Background. In 1950, 1954, and 1956, amendments were adopted to the Social Security Act allowing states to enter into voluntary agreements with the Social Security Administration in order to elect coverage for their public employees. These amendments also permitted states that had entered into such agreements to elect to withdraw from the program. In 1983, Congress removed the authority for states and localities to withdraw from the program, but retained their ability to voluntarily participate in the program. Additionally, in 1990 Congress mandated Social Security coverage for all state and local employees not covered by a qualified public pension plan.
Discussions are under way between the Congress and the Administration to find solutions to the pending fiscal crisis forecast for the Social Security program in the next 25 years. It has been estimated that by 2032 the Social Security Trust Fund will become insolvent when benefit payments begin to exceed revenues taken in through the payroll tax.
According to the General Accounting Office (GAO), approximately 70 percent of state and local government employees are now covered by Social Security. Those states with the fewest amounts of public employees covered by Social Security include Ohio, Massachusetts, Louisiana, Colorado, Nevada, Alaska, Maine, California, Illinois, and Texas. It is estimated that five million state and local public employees are not currently covered by Social Security. According to GAO, mandating coverage to all newly hired state and local government employees would extend the solvency of the Trust Fund for only an additional two years.
Mandating Social Security coverage for state and local government employees will generate significant fiscal demands. These concerns would primarily focus upon:
- The history of the Social Security system, and its provisions involving state and local employees. Many public retirement systems in non-covered states have designed their plans in reliance on the current exclusion and are structured and funded on that basis.
- State and local governments will incur sharp payroll cost increases that will necessitate an increase in taxes, a reduction in government services, or some combination of the two.
- Some non-covered states provide a constitutional guarantee for public plan retirement benefits. They would be prohibited from adjusting their state plans to maintain a consistent level of benefits upon integration of Social Security coverage.
- Cost increases would particularly affect currently non-covered public safety retirement plans and the bridge payments that are made to their many early retirees.
In 1983, the Congress also adopted the "Windfall Elimination Provision" and the "Government Pension Offset" to protect against inequities resulting from non-covered public employees eligible to receive full Social Security benefits based upon previous work experience in the private sector, or from benefits received based upon an employee's status as a spouse or widower. The Windfall Elimination Provision would reduce the multiplication factor used to calculate the average monthly benefit, while the Government Pension Offset would invoke a two-thirds reduction on benefits received as either a spouse or widower.

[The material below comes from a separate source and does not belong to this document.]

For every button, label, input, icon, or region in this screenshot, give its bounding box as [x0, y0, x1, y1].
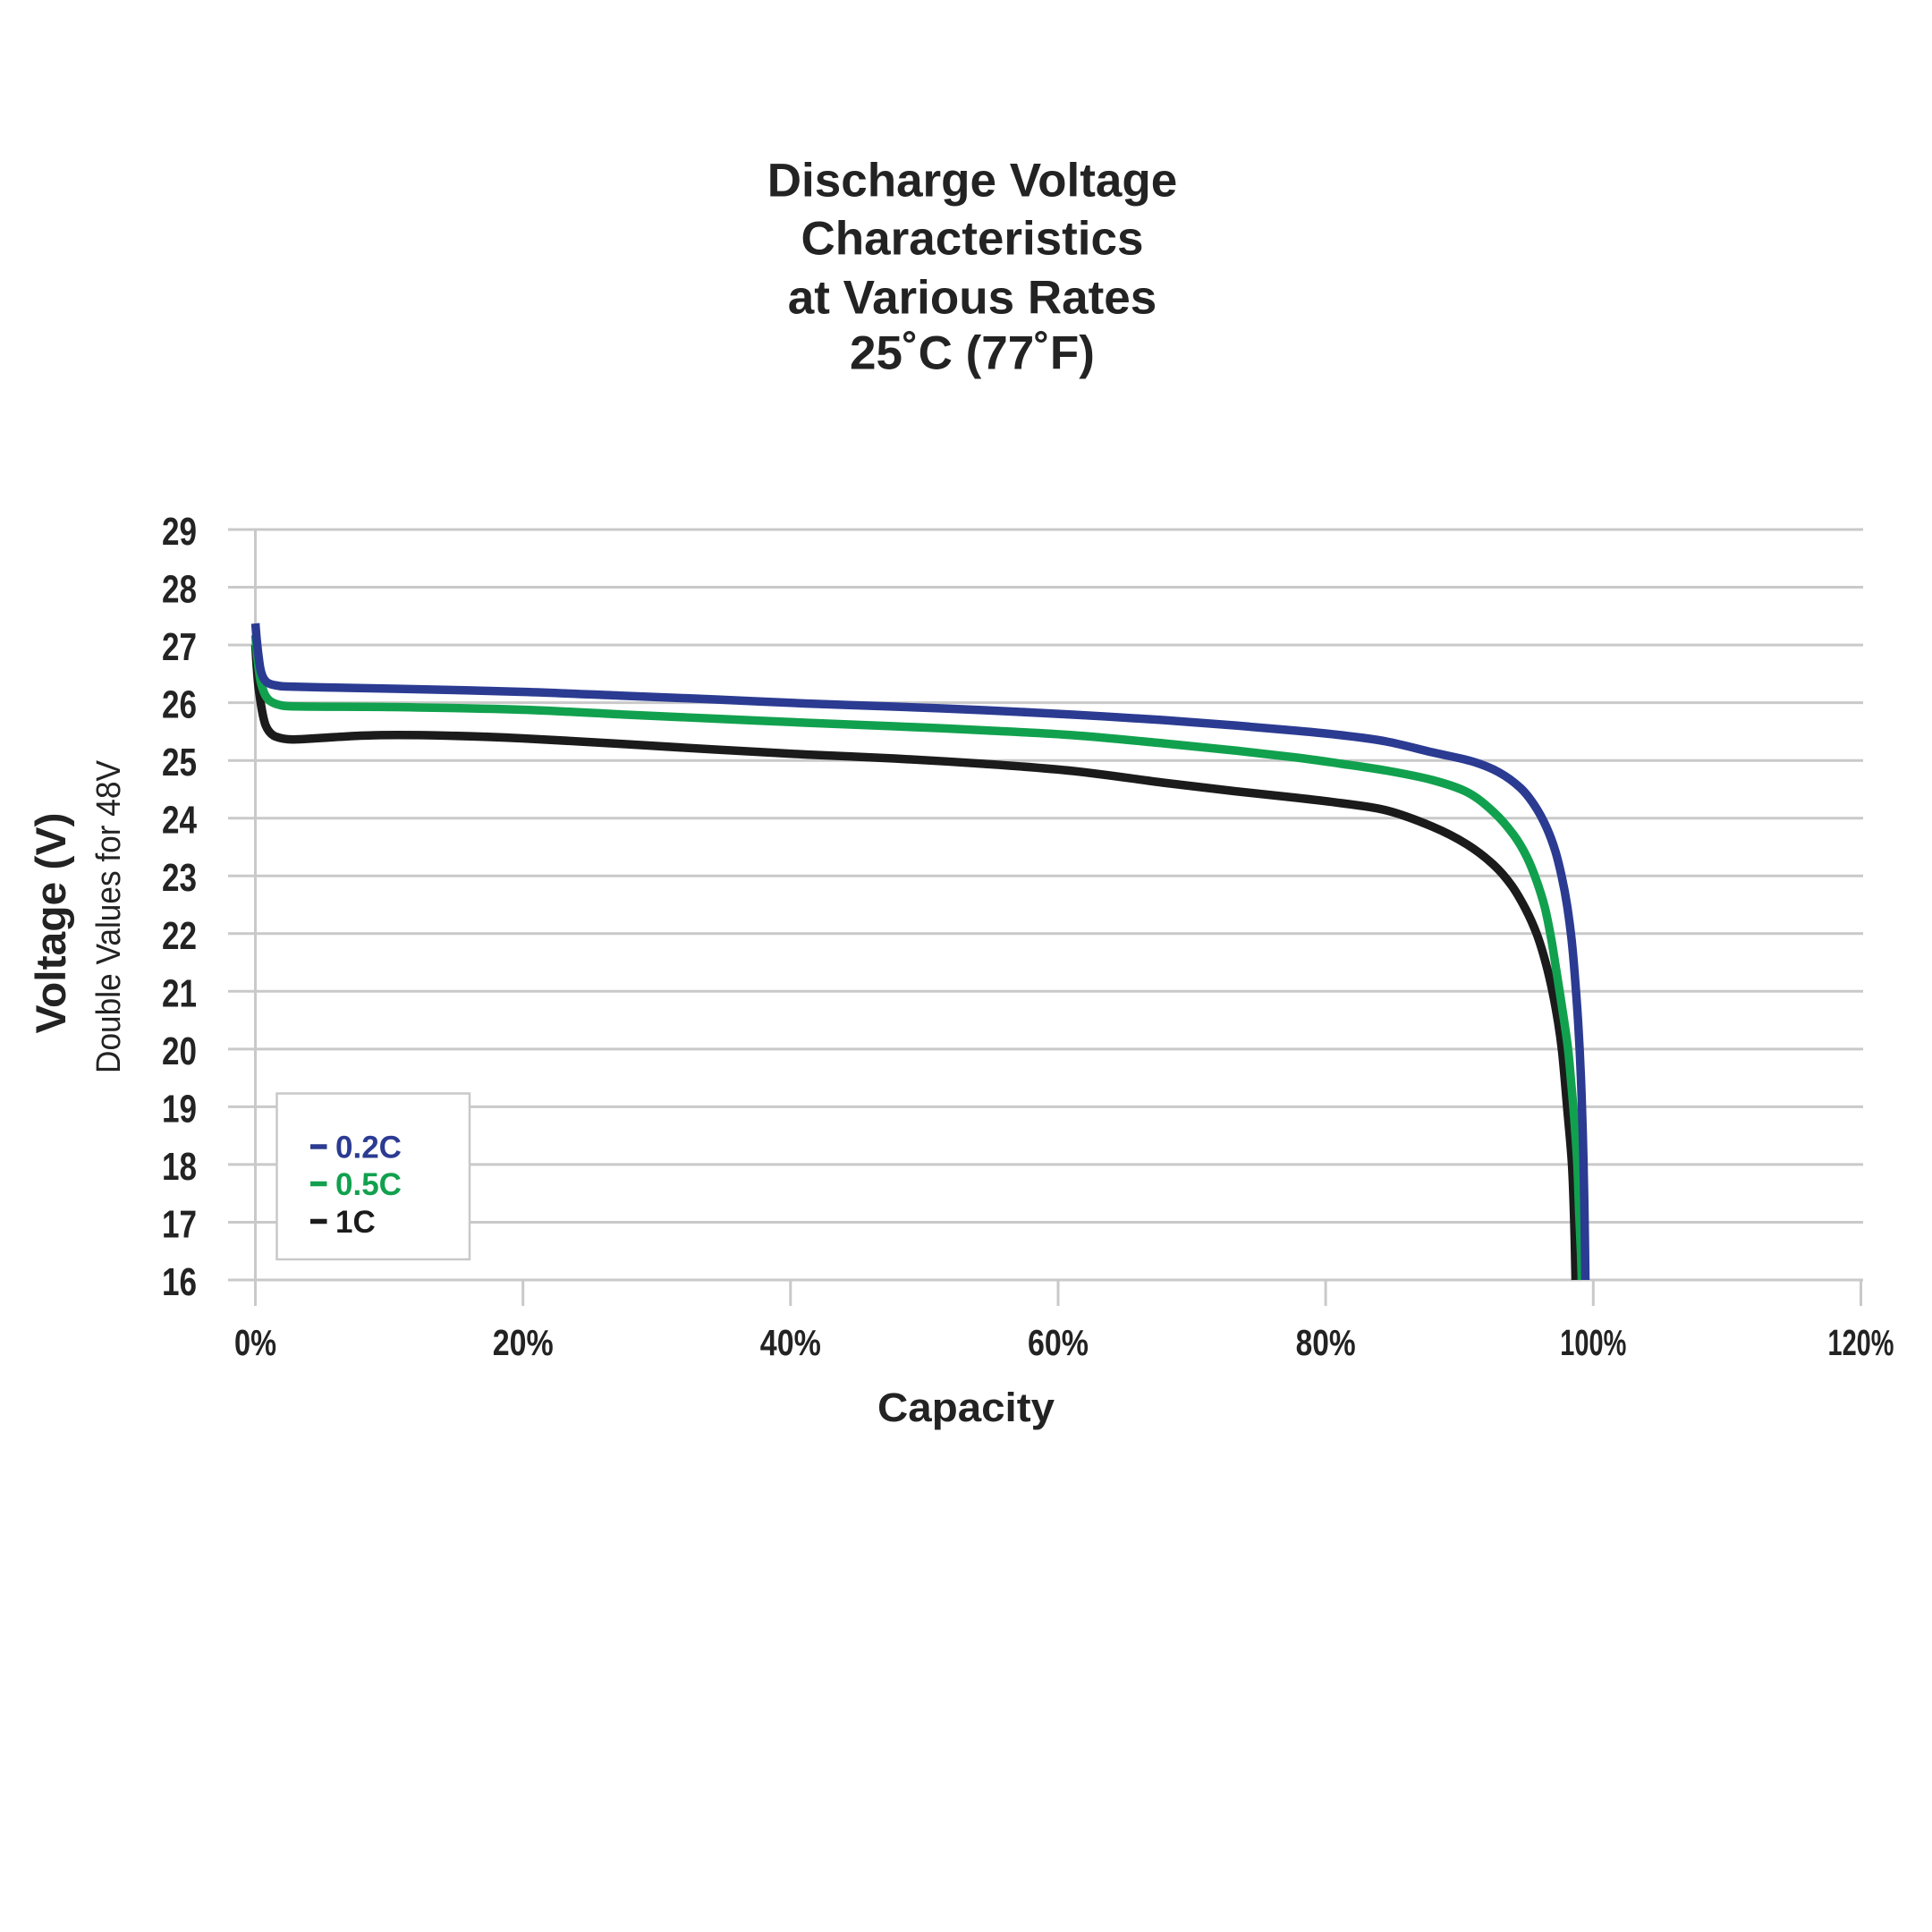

The Government Finance Officers Association (GFOA) supports current law, which permits state and local governments to voluntarily participate in Social Security. This allows states and localities to design, administer and finance retirement plans that best meet the needs of their employees and employment policies.
Mandatory coverage of the estimated five million current non-covered state and local government employees has been proposed as one element of overall Social Security reform. Adoption of such a mandate would require major alterations in current state and local retirement plans in exchange for uncertain benefits. GFOA opposes mandatory Social Security coverage for state and local government employees as a component of Social Security reform.